In November 2020, the national health emergency is in force. We are in lockdown, remote working is the rule and the only chance we have to bump into neighbours, colleagues and people we know are in places selling essential goods. This is the precise moment, when everyone has nothing to do but produce and consume, that the French government chooses to push through the so-called  “National Security” law, which bolsters the control and surveillance mechanisms functioning in our democracy.

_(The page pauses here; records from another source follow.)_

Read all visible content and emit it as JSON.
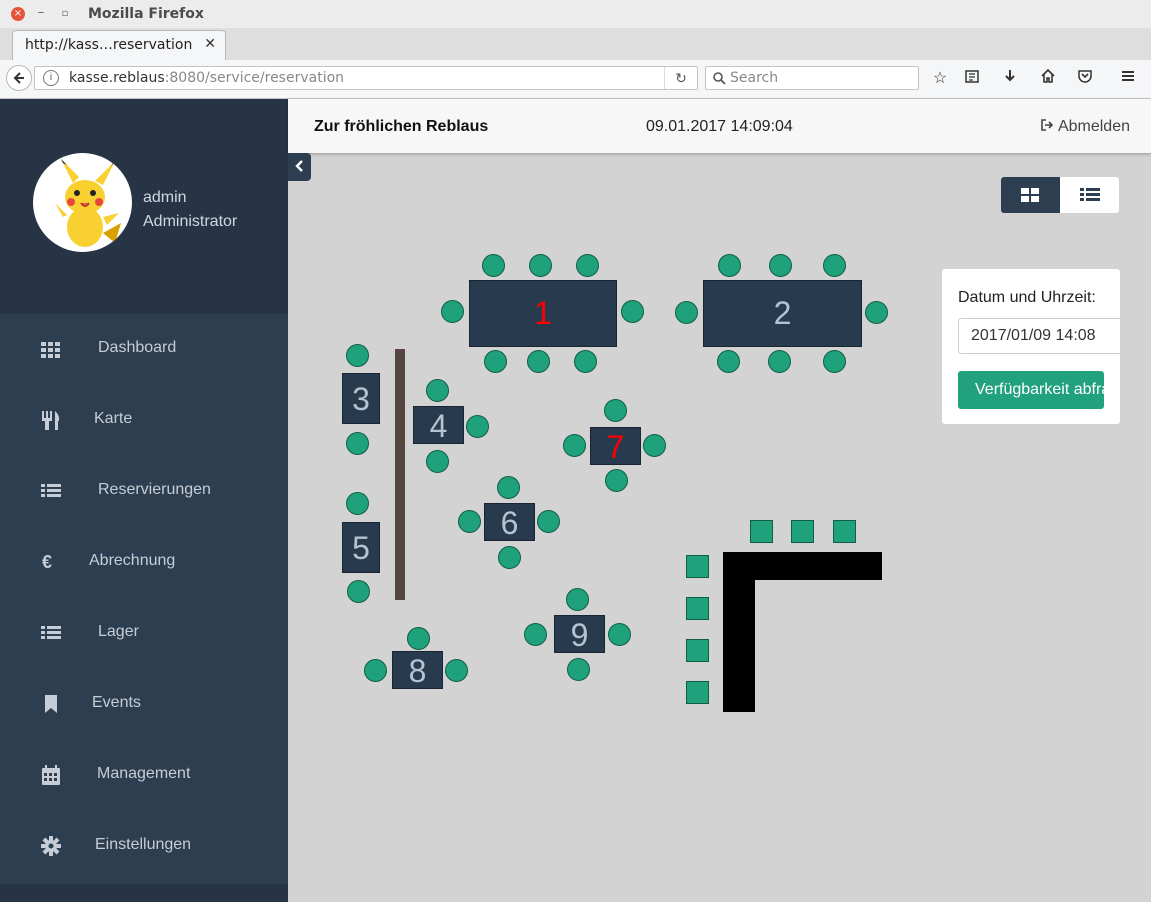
{
  "browser": {
    "window_title": "Mozilla Firefox",
    "tab_title": "http://kass…reservation",
    "url_host": "kasse.reblaus",
    "url_rest": ":8080/service/reservation",
    "search_placeholder": "Search"
  },
  "header": {
    "restaurant_name": "Zur fröhlichen Reblaus",
    "datetime": "09.01.2017 14:09:04",
    "logout_label": "Abmelden"
  },
  "user": {
    "name": "admin",
    "role": "Administrator"
  },
  "sidebar": {
    "items": [
      {
        "label": "Dashboard",
        "icon": "th-icon"
      },
      {
        "label": "Karte",
        "icon": "cutlery-icon"
      },
      {
        "label": "Reservierungen",
        "icon": "list-icon"
      },
      {
        "label": "Abrechnung",
        "icon": "euro-icon"
      },
      {
        "label": "Lager",
        "icon": "list-icon"
      },
      {
        "label": "Events",
        "icon": "bookmark-icon"
      },
      {
        "label": "Management",
        "icon": "calendar-icon"
      },
      {
        "label": "Einstellungen",
        "icon": "gear-icon"
      }
    ]
  },
  "tables": [
    {
      "number": "1",
      "color": "#ff0000"
    },
    {
      "number": "2",
      "color": "#b5c3d1"
    },
    {
      "number": "3",
      "color": "#b5c3d1"
    },
    {
      "number": "4",
      "color": "#b5c3d1"
    },
    {
      "number": "5",
      "color": "#b5c3d1"
    },
    {
      "number": "6",
      "color": "#b5c3d1"
    },
    {
      "number": "7",
      "color": "#ff0000"
    },
    {
      "number": "8",
      "color": "#b5c3d1"
    },
    {
      "number": "9",
      "color": "#b5c3d1"
    }
  ],
  "availability_panel": {
    "label": "Datum und Uhrzeit:",
    "datetime_value": "2017/01/09 14:08",
    "button_label": "Verfügbarkeit abfragen"
  },
  "colors": {
    "sidebar": "#2c3e50",
    "seat": "#1fa27c",
    "occupied_table_text": "#ff0000",
    "button": "#22a17f"
  }
}
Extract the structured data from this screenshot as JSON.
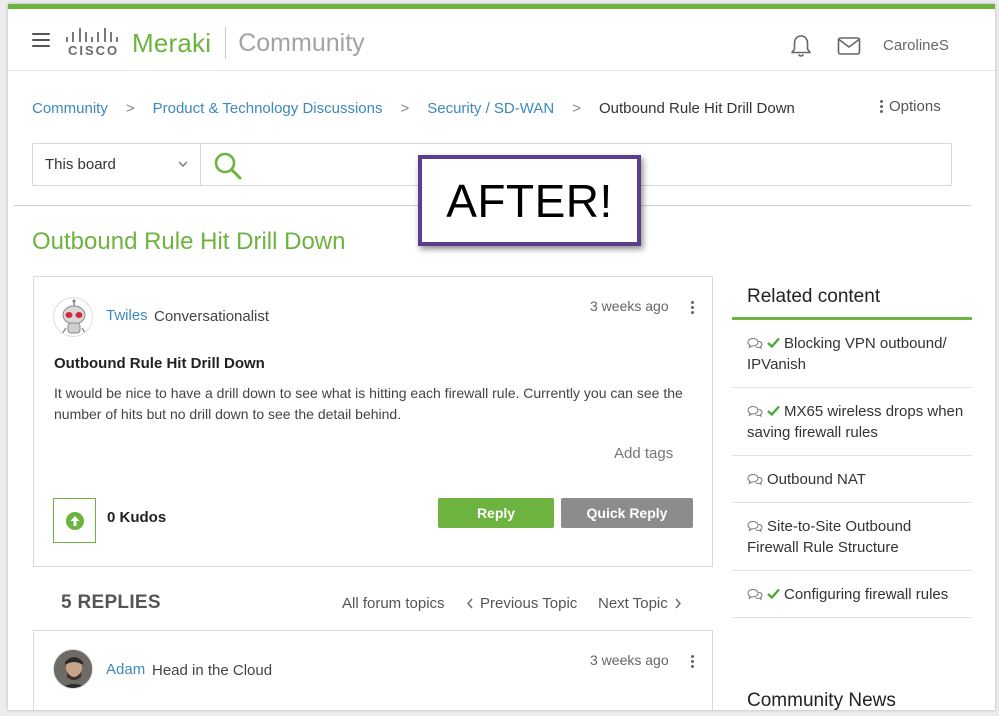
{
  "header": {
    "brand_cisco": "CISCO",
    "brand_meraki": "Meraki",
    "brand_community": "Community",
    "username": "CarolineS",
    "colors": {
      "accent": "#6cb33f",
      "link": "#3d88bc",
      "callout_border": "#5b3d8c"
    }
  },
  "breadcrumb": {
    "items": [
      "Community",
      "Product & Technology Discussions",
      "Security / SD-WAN"
    ],
    "current": "Outbound Rule Hit Drill Down",
    "separator": ">"
  },
  "options_label": "Options",
  "search": {
    "scope": "This board",
    "value": ""
  },
  "callout": "AFTER!",
  "page_title": "Outbound Rule Hit Drill Down",
  "post": {
    "author": "Twiles",
    "rank": "Conversationalist",
    "time": "3 weeks ago",
    "subject": "Outbound Rule Hit Drill Down",
    "body": "It would be nice to have a drill down to see what is hitting each firewall rule. Currently you can see the number of hits but no drill down to see the detail behind.",
    "add_tags": "Add tags",
    "kudos": "0 Kudos",
    "reply_label": "Reply",
    "quick_reply_label": "Quick Reply"
  },
  "replies": {
    "count_label": "5 REPLIES",
    "all_topics": "All forum topics",
    "previous": "Previous Topic",
    "next": "Next Topic"
  },
  "reply": {
    "author": "Adam",
    "rank": "Head in the Cloud",
    "time": "3 weeks ago"
  },
  "sidebar": {
    "title": "Related content",
    "items": [
      {
        "label": "Blocking VPN outbound/ IPVanish",
        "solved": true
      },
      {
        "label": "MX65 wireless drops when saving firewall rules",
        "solved": true
      },
      {
        "label": "Outbound NAT",
        "solved": false
      },
      {
        "label": "Site-to-Site Outbound Firewall Rule Structure",
        "solved": false
      },
      {
        "label": "Configuring firewall rules",
        "solved": true
      }
    ],
    "news_title": "Community News"
  }
}
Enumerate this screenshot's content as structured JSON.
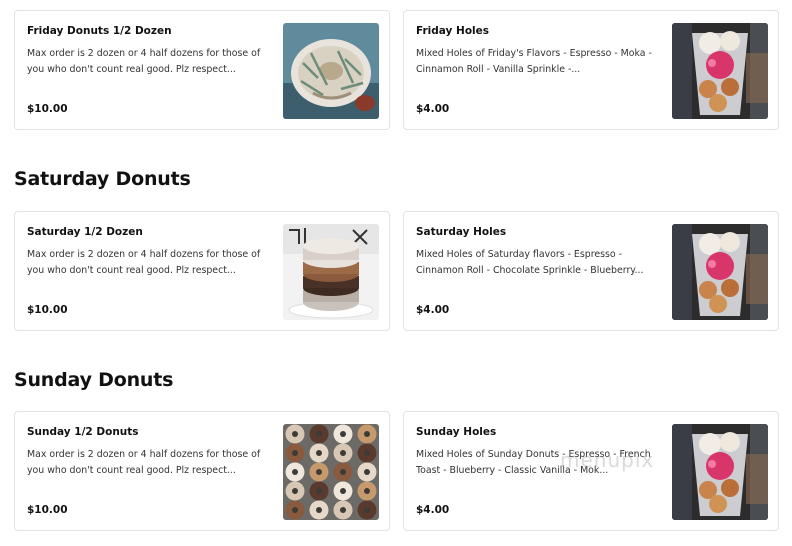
{
  "sections": [
    {
      "title": "",
      "items": [
        {
          "name": "Friday Donuts 1/2 Dozen",
          "description": "Max order is 2 dozen or 4 half dozens for those of you who don't count real good. Plz respect...",
          "price": "$10.00",
          "image_icon": "donut-photo"
        },
        {
          "name": "Friday Holes",
          "description": "Mixed Holes of Friday's Flavors - Espresso - Moka - Cinnamon Roll - Vanilla Sprinkle -...",
          "price": "$4.00",
          "image_icon": "donut-holes-cup-photo"
        }
      ]
    },
    {
      "title": "Saturday Donuts",
      "items": [
        {
          "name": "Saturday 1/2 Dozen",
          "description": "Max order is 2 dozen or 4 half dozens for those of you who don't count real good. Plz respect...",
          "price": "$10.00",
          "image_icon": "donut-stack-photo"
        },
        {
          "name": "Saturday Holes",
          "description": "Mixed Holes of Saturday flavors - Espresso - Cinnamon Roll - Chocolate Sprinkle - Blueberry...",
          "price": "$4.00",
          "image_icon": "donut-holes-cup-photo"
        }
      ]
    },
    {
      "title": "Sunday Donuts",
      "items": [
        {
          "name": "Sunday 1/2 Donuts",
          "description": "Max order is 2 dozen or 4 half dozens for those of you who don't count real good. Plz respect...",
          "price": "$10.00",
          "image_icon": "donut-rack-photo"
        },
        {
          "name": "Sunday Holes",
          "description": "Mixed Holes of Sunday Donuts - Espresso - French Toast - Blueberry - Classic Vanilla - Mok...",
          "price": "$4.00",
          "image_icon": "donut-holes-cup-photo"
        }
      ]
    }
  ],
  "watermark": "menupix",
  "colors": {
    "card_border": "#e3e3e3",
    "text_primary": "#111111",
    "text_secondary": "#333333",
    "background": "#ffffff"
  }
}
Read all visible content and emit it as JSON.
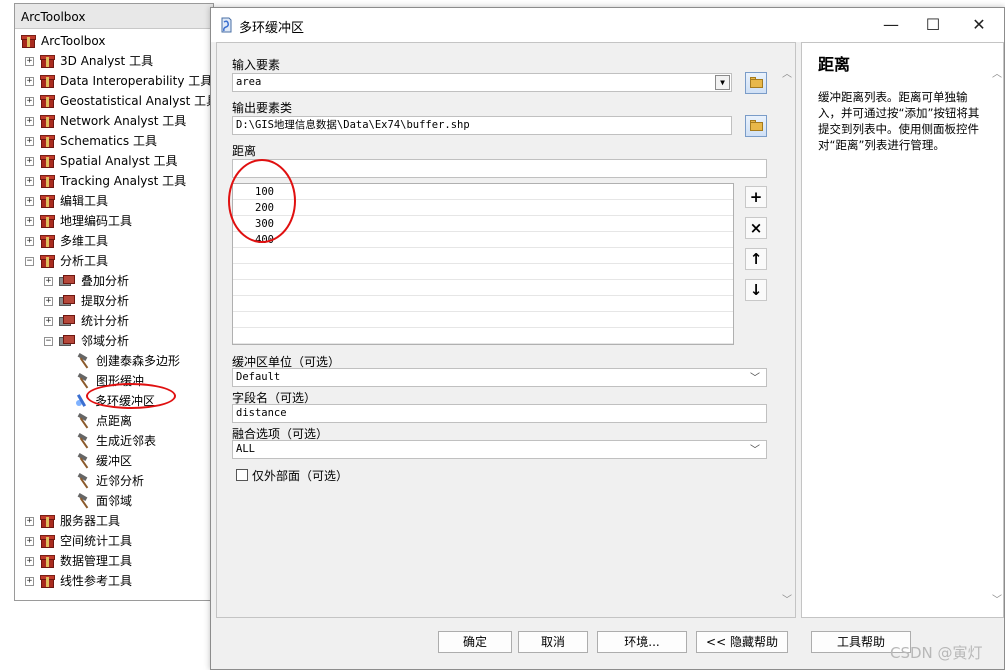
{
  "toolbox": {
    "title": "ArcToolbox",
    "root": "ArcToolbox",
    "items": [
      {
        "label": "3D Analyst 工具",
        "level": 1,
        "type": "toolbox",
        "exp": "+"
      },
      {
        "label": "Data Interoperability 工具",
        "level": 1,
        "type": "toolbox",
        "exp": "+"
      },
      {
        "label": "Geostatistical Analyst 工具",
        "level": 1,
        "type": "toolbox",
        "exp": "+"
      },
      {
        "label": "Network Analyst 工具",
        "level": 1,
        "type": "toolbox",
        "exp": "+"
      },
      {
        "label": "Schematics 工具",
        "level": 1,
        "type": "toolbox",
        "exp": "+"
      },
      {
        "label": "Spatial Analyst 工具",
        "level": 1,
        "type": "toolbox",
        "exp": "+"
      },
      {
        "label": "Tracking Analyst 工具",
        "level": 1,
        "type": "toolbox",
        "exp": "+"
      },
      {
        "label": "编辑工具",
        "level": 1,
        "type": "toolbox",
        "exp": "+"
      },
      {
        "label": "地理编码工具",
        "level": 1,
        "type": "toolbox",
        "exp": "+"
      },
      {
        "label": "多维工具",
        "level": 1,
        "type": "toolbox",
        "exp": "+"
      },
      {
        "label": "分析工具",
        "level": 1,
        "type": "toolbox",
        "exp": "-"
      },
      {
        "label": "叠加分析",
        "level": 2,
        "type": "toolset",
        "exp": "+"
      },
      {
        "label": "提取分析",
        "level": 2,
        "type": "toolset",
        "exp": "+"
      },
      {
        "label": "统计分析",
        "level": 2,
        "type": "toolset",
        "exp": "+"
      },
      {
        "label": "邻域分析",
        "level": 2,
        "type": "toolset",
        "exp": "-"
      },
      {
        "label": "创建泰森多边形",
        "level": 3,
        "type": "tool",
        "exp": ""
      },
      {
        "label": "图形缓冲",
        "level": 3,
        "type": "tool",
        "exp": ""
      },
      {
        "label": "多环缓冲区",
        "level": 3,
        "type": "script",
        "exp": ""
      },
      {
        "label": "点距离",
        "level": 3,
        "type": "tool",
        "exp": ""
      },
      {
        "label": "生成近邻表",
        "level": 3,
        "type": "tool",
        "exp": ""
      },
      {
        "label": "缓冲区",
        "level": 3,
        "type": "tool",
        "exp": ""
      },
      {
        "label": "近邻分析",
        "level": 3,
        "type": "tool",
        "exp": ""
      },
      {
        "label": "面邻域",
        "level": 3,
        "type": "tool",
        "exp": ""
      },
      {
        "label": "服务器工具",
        "level": 1,
        "type": "toolbox",
        "exp": "+"
      },
      {
        "label": "空间统计工具",
        "level": 1,
        "type": "toolbox",
        "exp": "+"
      },
      {
        "label": "数据管理工具",
        "level": 1,
        "type": "toolbox",
        "exp": "+"
      },
      {
        "label": "线性参考工具",
        "level": 1,
        "type": "toolbox",
        "exp": "+"
      }
    ]
  },
  "dialog": {
    "title": "多环缓冲区",
    "controls": {
      "minimize": "—",
      "maximize": "☐",
      "close": "✕"
    },
    "input_label": "输入要素",
    "input_value": "area",
    "output_label": "输出要素类",
    "output_value": "D:\\GIS地理信息数据\\Data\\Ex74\\buffer.shp",
    "distance_label": "距离",
    "distance_input": "",
    "distances": [
      "100",
      "200",
      "300",
      "400"
    ],
    "list_buttons": {
      "add": "+",
      "remove": "×",
      "up": "↑",
      "down": "↓"
    },
    "unit_label": "缓冲区单位（可选）",
    "unit_value": "Default",
    "field_label": "字段名（可选）",
    "field_value": "distance",
    "dissolve_label": "融合选项（可选）",
    "dissolve_value": "ALL",
    "outside_label": "仅外部面（可选）",
    "help_title": "距离",
    "help_text": "缓冲距离列表。距离可单独输入，并可通过按“添加”按钮将其提交到列表中。使用侧面板控件对“距离”列表进行管理。",
    "buttons": {
      "ok": "确定",
      "cancel": "取消",
      "env": "环境...",
      "hide_help": "<< 隐藏帮助",
      "tool_help": "工具帮助"
    }
  },
  "watermark": "CSDN @寅灯",
  "colors": {
    "annotation": "#e01010",
    "tool_icon": "#a82a1e"
  }
}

What we see – in a blatant, even caricatural manner – is the practical application of a remark made by Gabriel Tarde, the founder of social psychology:  to reign without any opposition, political power has simply to eliminate all the places where people discuss, and introduce a “universal mutism”. Covid-19 has shaken up our work habits and conviviality, our patterns of consumption and, so it seems, our democratic  achievements. So we felt that it was more than urgent to ask the question, through films and filmmakers’ initiatives: “What use are citizens?” and again discuss how all of us can not just debate, but also decide.

Why should society only follow and adapt, as if citizens were no more than recipients of policies and measures to be respected? As adults, citizens, we are able to implement modes of direct actions that can influence the decisions of those who govern us, able to question our society and tackle its injustices. And the sum of these injustices, our indignations, violence against the poorest, migrants, the vulnerable, the young, and which concern all of us, now seems to be increasing exponentially.

So to brave fatalism, spread positive experiences, nurture future combats and celebrate victories, this year’s Popular Front(s) programme tarries on our role of citizen, the one we are prepared to assume and the one that we could seize.